Assessment methodology
The data for the ODM assessment is collected through a voluntary questionnaire sent to the open data representatives of the participating countries, working in collaboration with the European Commission and the Expert Group on Public Sector Information. Country representatives are asked questions about the processes, activities, initiatives and other demonstrable outputs in their country that characterise a mature open data ecosystem. The research team at data.europa.eu reviews the responses based on the explanations and supporting evidence, and the answers and scores are validated in a consultation round between the research team and the country representatives.
- The research team sends the voluntary questionnaire to the national representatives in each participating country who have been nominated as the survey respondents.
- The survey respondents complete the questionnaire, collecting input from across their country’s public administration.
- The research team validates the responses based on the explanations and supporting evidence provided by the survey respondents.
- A consultation round is held with the survey respondents to gain clarification on the survey data and to give them the opportunity to validate the results.
- The final data is processed and analysed to produce the annual ODM report and accompanying materials.
Scoring system
The assessment conceptualises open data maturity on four thematic dimensions: policy, portal, quality and impact.
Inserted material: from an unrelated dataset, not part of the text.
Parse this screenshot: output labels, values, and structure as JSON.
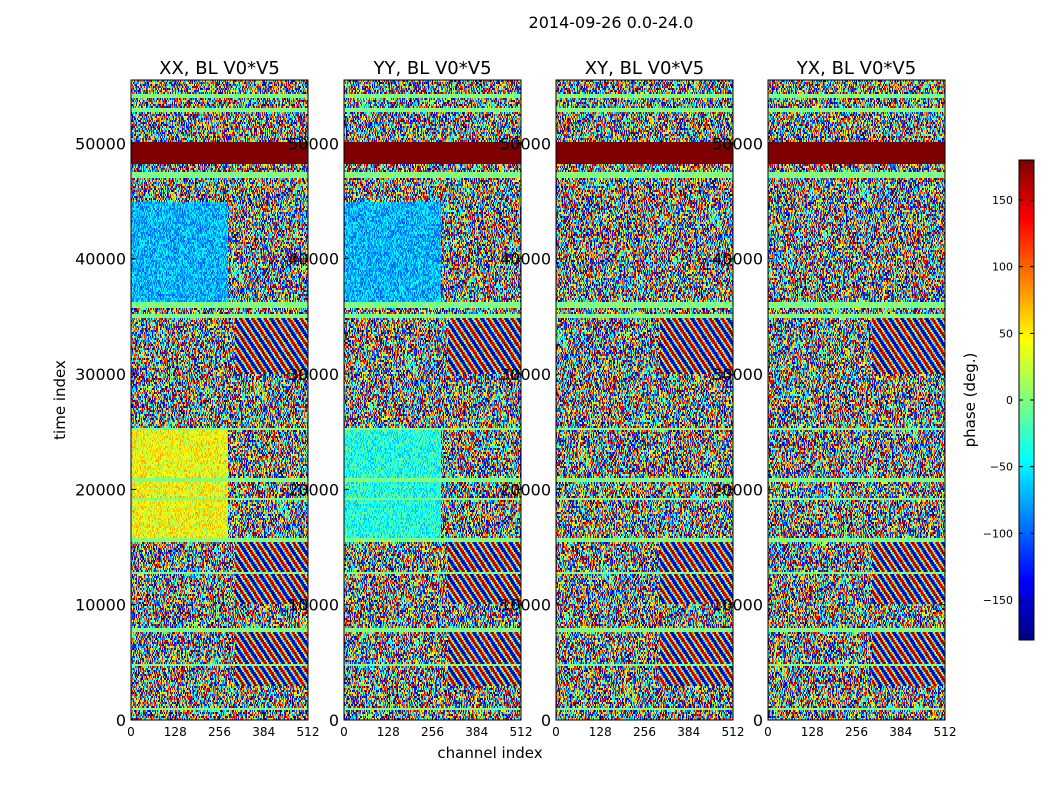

Each of these dimensions is further detailed in sub-themes, called indicators. Countries are scored on a list of questions relating to each indicator of the assessment. Each response is allocated a score based on a predefined schema. The scores for the individual questions sum together to provide a total score for the indicators. In turn, the indicator scores are added together to give the scores for the dimensions. The overall maturity score is calculated as a weighted percentage of the four dimensions, meaning that each dimension contributes 25 % towards the overall maturity score. Ties in ranking are resolved based on the percentage maturity score rounded to one decimal point. (For ties, the display order in charts is determined by alphabetical or protocol order of country names, depending on the grouping of the chart). Besides the scored questions (see infographic), additional qualitative insights are gathered through a limited number of non-scored questions.